I have to consciously tell myself when I've done a good job. It isn't as if there is anyone outside of my being that would be able to notice and remark upon my missions accomplished.
I did a couple of small mountain tasks. I went to the local Farmers Market. The downtown corridor where it is held, was the most densely packed crowd I have ever encountered there. No worries, methought as the produce stand that usually carries my broccoli is near the entry.
Well, usually it has it. Not today. Yes, the thought of chalking it up as a loss and going home empty-handed crossed my mind but there was another two blocks full of vendors. If I carefully staggered my way through the crowds, I was optimistic that I could acquire my produce. That was the move I decided to make.
Sure enough, all the way at the end of the street market, I found the only vendor who had broccoli. I grabbed a couple stalks, paid and high-tailed it back to the car. As I sat in the car, I took a couple of deep calming breaths and said quietly aloud, You Did a Good Job. I'm proud of you, a few times so it would sink in.
It felt good to get that chore done and done to the best of my ability.
Well, I guess I did three noteworthy missions. After the Market, I went straight to the mountain and proceeded to walk hike, not the 1.55 miles I did yesterday, but rather 2.4 miles. It was indeed crowded there, as well, with a large number of hikers with dogs, bicyclists and even a couple of horses. Again, once the chore was complete, I told myself I did good.
My third challenge was going to the local food pantry. I've picked up food there about 4 or 5 times now, and it gets easier and more familiar with each visit.  I'm learning what food items work for me, which ones to avoid, and which ones that it is appropriate to ask for.
It was wonderful and tummy warming to arrive home with two grocery bags of vittles. 
It was a highly productive day. Some days I accomplish one, two or three things. Other days I'm just glad I can get out of bed, walk the dog and feed myself.
Victories come in large, medium, and small.

Thursday, August 17, 2023

The Sound Indoors

 Today ended the 72 siege of being forced to stay indoors due to the obnoxious, toxic outdoor smokesmog air. I like breathing and that wasn't going so well if I ventured outside for even a few minutes.

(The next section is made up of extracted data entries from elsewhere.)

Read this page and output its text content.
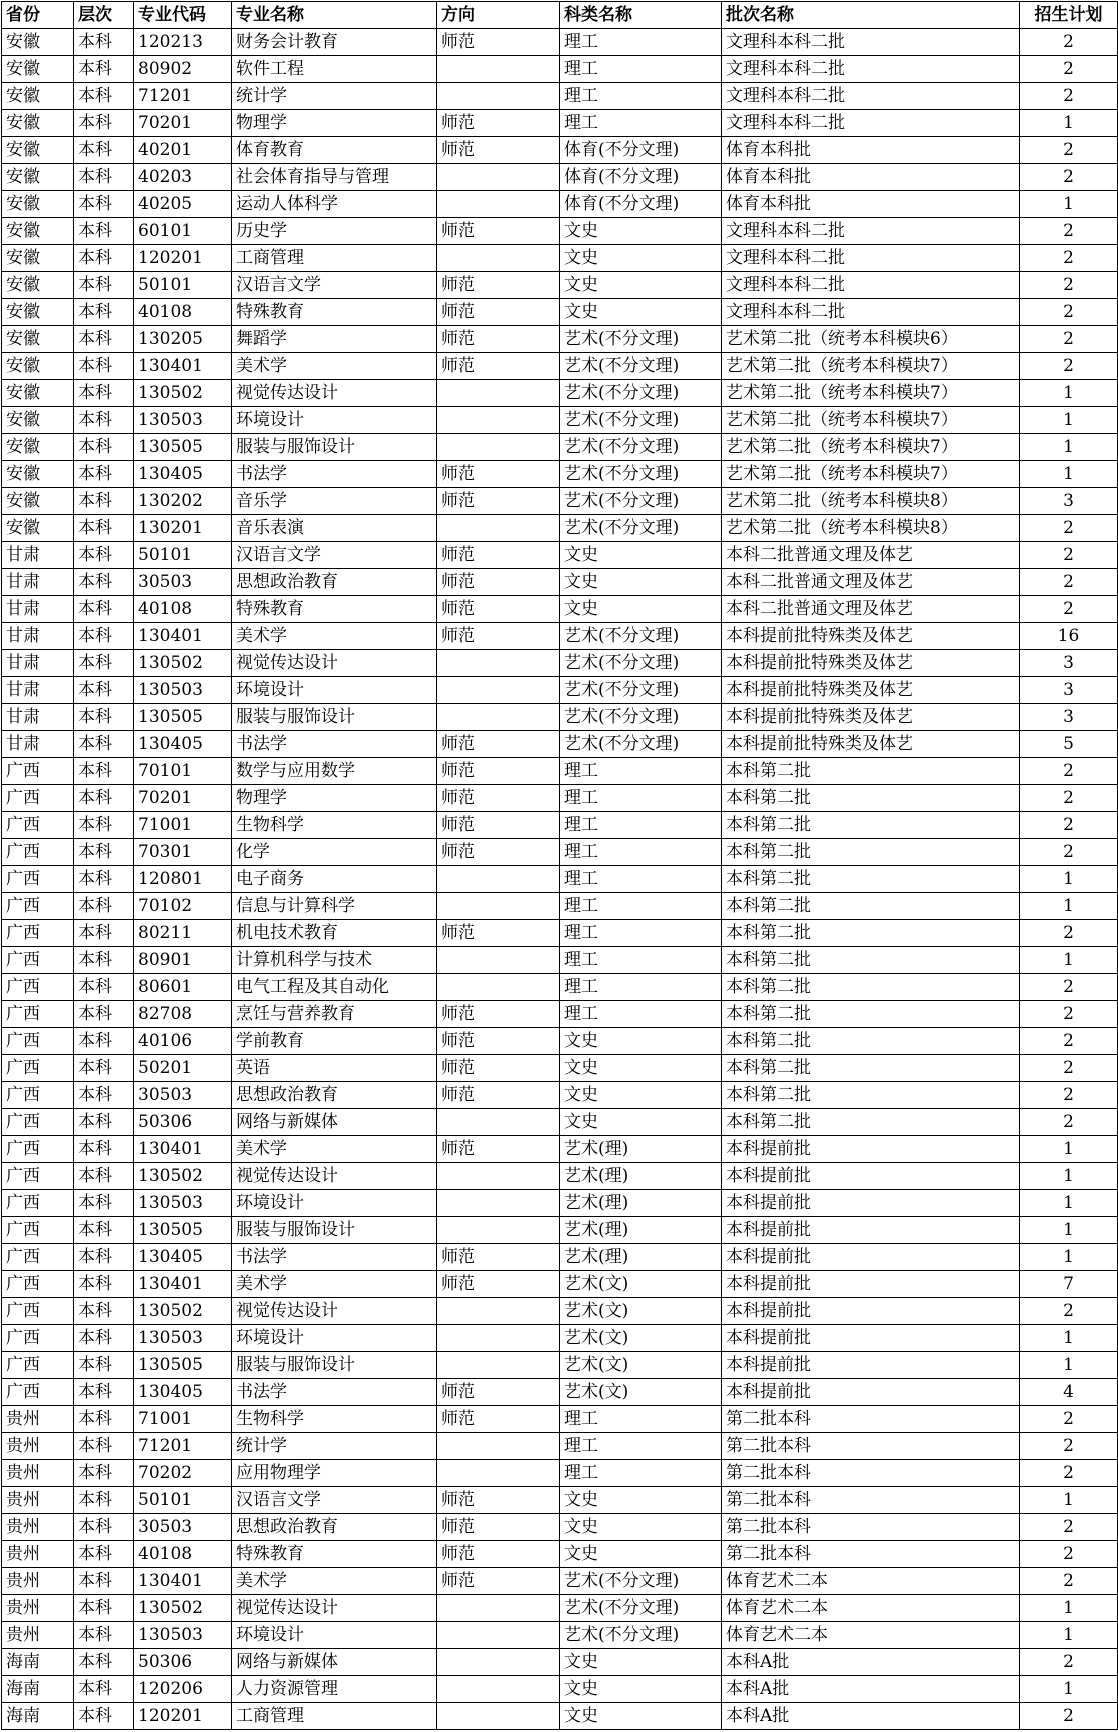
省份	层次	专业代码	专业名称	方向	科类名称	批次名称	招生计划
安徽	本科	120213	财务会计教育	师范	理工	文理科本科二批	2
安徽	本科	80902	软件工程		理工	文理科本科二批	2
安徽	本科	71201	统计学		理工	文理科本科二批	2
安徽	本科	70201	物理学	师范	理工	文理科本科二批	1
安徽	本科	40201	体育教育	师范	体育(不分文理)	体育本科批	2
安徽	本科	40203	社会体育指导与管理		体育(不分文理)	体育本科批	2
安徽	本科	40205	运动人体科学		体育(不分文理)	体育本科批	1
安徽	本科	60101	历史学	师范	文史	文理科本科二批	2
安徽	本科	120201	工商管理		文史	文理科本科二批	2
安徽	本科	50101	汉语言文学	师范	文史	文理科本科二批	2
安徽	本科	40108	特殊教育	师范	文史	文理科本科二批	2
安徽	本科	130205	舞蹈学	师范	艺术(不分文理)	艺术第二批（统考本科模块6）	2
安徽	本科	130401	美术学	师范	艺术(不分文理)	艺术第二批（统考本科模块7）	2
安徽	本科	130502	视觉传达设计		艺术(不分文理)	艺术第二批（统考本科模块7）	1
安徽	本科	130503	环境设计		艺术(不分文理)	艺术第二批（统考本科模块7）	1
安徽	本科	130505	服装与服饰设计		艺术(不分文理)	艺术第二批（统考本科模块7）	1
安徽	本科	130405	书法学	师范	艺术(不分文理)	艺术第二批（统考本科模块7）	1
安徽	本科	130202	音乐学	师范	艺术(不分文理)	艺术第二批（统考本科模块8）	3
安徽	本科	130201	音乐表演		艺术(不分文理)	艺术第二批（统考本科模块8）	2
甘肃	本科	50101	汉语言文学	师范	文史	本科二批普通文理及体艺	2
甘肃	本科	30503	思想政治教育	师范	文史	本科二批普通文理及体艺	2
甘肃	本科	40108	特殊教育	师范	文史	本科二批普通文理及体艺	2
甘肃	本科	130401	美术学	师范	艺术(不分文理)	本科提前批特殊类及体艺	16
甘肃	本科	130502	视觉传达设计		艺术(不分文理)	本科提前批特殊类及体艺	3
甘肃	本科	130503	环境设计		艺术(不分文理)	本科提前批特殊类及体艺	3
甘肃	本科	130505	服装与服饰设计		艺术(不分文理)	本科提前批特殊类及体艺	3
甘肃	本科	130405	书法学	师范	艺术(不分文理)	本科提前批特殊类及体艺	5
广西	本科	70101	数学与应用数学	师范	理工	本科第二批	2
广西	本科	70201	物理学	师范	理工	本科第二批	2
广西	本科	71001	生物科学	师范	理工	本科第二批	2
广西	本科	70301	化学	师范	理工	本科第二批	2
广西	本科	120801	电子商务		理工	本科第二批	1
广西	本科	70102	信息与计算科学		理工	本科第二批	1
广西	本科	80211	机电技术教育	师范	理工	本科第二批	2
广西	本科	80901	计算机科学与技术		理工	本科第二批	1
广西	本科	80601	电气工程及其自动化		理工	本科第二批	2
广西	本科	82708	烹饪与营养教育	师范	理工	本科第二批	2
广西	本科	40106	学前教育	师范	文史	本科第二批	2
广西	本科	50201	英语	师范	文史	本科第二批	2
广西	本科	30503	思想政治教育	师范	文史	本科第二批	2
广西	本科	50306	网络与新媒体		文史	本科第二批	2
广西	本科	130401	美术学	师范	艺术(理)	本科提前批	1
广西	本科	130502	视觉传达设计		艺术(理)	本科提前批	1
广西	本科	130503	环境设计		艺术(理)	本科提前批	1
广西	本科	130505	服装与服饰设计		艺术(理)	本科提前批	1
广西	本科	130405	书法学	师范	艺术(理)	本科提前批	1
广西	本科	130401	美术学	师范	艺术(文)	本科提前批	7
广西	本科	130502	视觉传达设计		艺术(文)	本科提前批	2
广西	本科	130503	环境设计		艺术(文)	本科提前批	1
广西	本科	130505	服装与服饰设计		艺术(文)	本科提前批	1
广西	本科	130405	书法学	师范	艺术(文)	本科提前批	4
贵州	本科	71001	生物科学	师范	理工	第二批本科	2
贵州	本科	71201	统计学		理工	第二批本科	2
贵州	本科	70202	应用物理学		理工	第二批本科	2
贵州	本科	50101	汉语言文学	师范	文史	第二批本科	1
贵州	本科	30503	思想政治教育	师范	文史	第二批本科	2
贵州	本科	40108	特殊教育	师范	文史	第二批本科	2
贵州	本科	130401	美术学	师范	艺术(不分文理)	体育艺术二本	2
贵州	本科	130502	视觉传达设计		艺术(不分文理)	体育艺术二本	1
贵州	本科	130503	环境设计		艺术(不分文理)	体育艺术二本	1
海南	本科	50306	网络与新媒体		文史	本科A批	2
海南	本科	120206	人力资源管理		文史	本科A批	1
海南	本科	120201	工商管理		文史	本科A批	2
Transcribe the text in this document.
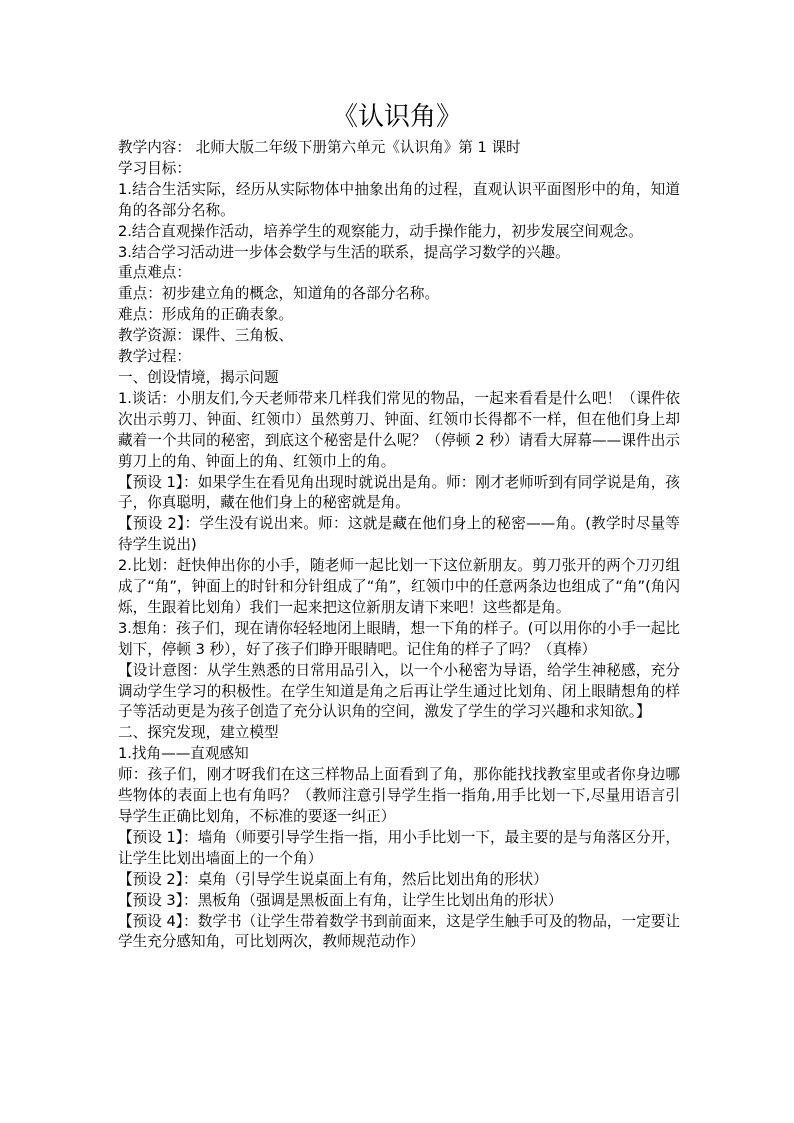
《认识角》

教学内容： 北师大版二年级下册第六单元《认识角》第 1 课时

学习目标：

1.结合生活实际，经历从实际物体中抽象出角的过程，直观认识平面图形中的角，知道角的各部分名称。

2.结合直观操作活动，培养学生的观察能力，动手操作能力，初步发展空间观念。

3.结合学习活动进一步体会数学与生活的联系，提高学习数学的兴趣。

重点难点：

重点：初步建立角的概念，知道角的各部分名称。

难点：形成角的正确表象。

教学资源：课件、三角板、

教学过程：

一、创设情境，揭示问题

1.谈话：小朋友们,今天老师带来几样我们常见的物品，一起来看看是什么吧！（课件依次出示剪刀、钟面、红领巾）虽然剪刀、钟面、红领巾长得都不一样，但在他们身上却藏着一个共同的秘密，到底这个秘密是什么呢？（停顿 2 秒）请看大屏幕——课件出示剪刀上的角、钟面上的角、红领巾上的角。

【预设 1】：如果学生在看见角出现时就说出是角。师：刚才老师听到有同学说是角，孩子，你真聪明，藏在他们身上的秘密就是角。

【预设 2】：学生没有说出来。师：这就是藏在他们身上的秘密——角。(教学时尽量等待学生说出)

2.比划：赶快伸出你的小手，随老师一起比划一下这位新朋友。剪刀张开的两个刀刃组成了“角”，钟面上的时针和分针组成了“角”，红领巾中的任意两条边也组成了“角”(角闪烁，生跟着比划角）我们一起来把这位新朋友请下来吧！这些都是角。

3.想角：孩子们，现在请你轻轻地闭上眼睛，想一下角的样子。(可以用你的小手一起比划下，停顿 3 秒），好了孩子们睁开眼睛吧。记住角的样子了吗？（真棒）

【设计意图：从学生熟悉的日常用品引入，以一个小秘密为导语，给学生神秘感，充分调动学生学习的积极性。在学生知道是角之后再让学生通过比划角、闭上眼睛想角的样子等活动更是为孩子创造了充分认识角的空间，激发了学生的学习兴趣和求知欲。】

二、探究发现，建立模型

1.找角——直观感知

师：孩子们，刚才呀我们在这三样物品上面看到了角，那你能找找教室里或者你身边哪些物体的表面上也有角吗？（教师注意引导学生指一指角,用手比划一下,尽量用语言引导学生正确比划角，不标准的要逐一纠正）

【预设 1】：墙角（师要引导学生指一指，用小手比划一下，最主要的是与角落区分开，让学生比划出墙面上的一个角）

【预设 2】：桌角（引导学生说桌面上有角，然后比划出角的形状）

【预设 3】：黑板角（强调是黑板面上有角，让学生比划出角的形状）

【预设 4】：数学书（让学生带着数学书到前面来，这是学生触手可及的物品，一定要让学生充分感知角，可比划两次，教师规范动作）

The sounds of indoors with air conditioner, shuttered windows had a sharp hum, a drone and blow. It felt or rather sounded isolated, muffled, muted, and confining. The blowing air conditioner coupled with the solidly locked windows was a barrier like a heavy wall of insulation against the outer world. 

I missed the noises of outside: the leaves rustling telling me there was wind; cars driving by indicating what time of day it was; the train rattling day and night giving me pause and a reason to stop and listen; the birds, the sad absence of any bird calls was obvious and forlorn.

Casually, I wondered how many days it would be before anyone noticed my car hadn't moved or my shades no loner opened and closed each day. 

As soon as the temperature dips below 70, I will actually be able to open the long shut windows. I'm sure it will feel foreign, if ever so briedly.

And trust, hmm, I have to go back to not trust the air to be pleasant and breathable. I have to check places online and take testing sniffs and whiffs when I step out. I'm leery. I forgot, you can't always trust the air quality. Damn, this seems to be a reoccurring theme playing in different avenues of my life. Trust, safe, choice all are taking turns center stage and needing my attention. That's what therapy is for, too. See the pattern. Talk about it. Move on. This train of thought station is a bugger to get out of. 

I like being sequestered when it is my idea not external, uncontrollable forces outside of myself.

I was kinda content, just short of happy, that I had a reason to stay in.

Outside is risky and unpredictable and some days I wear my armor better and stronger than others.

Choice. It is nice being able to decide whether I go out or stay in.

Oregon fire season, I don't think I'll ever like it or get used to it.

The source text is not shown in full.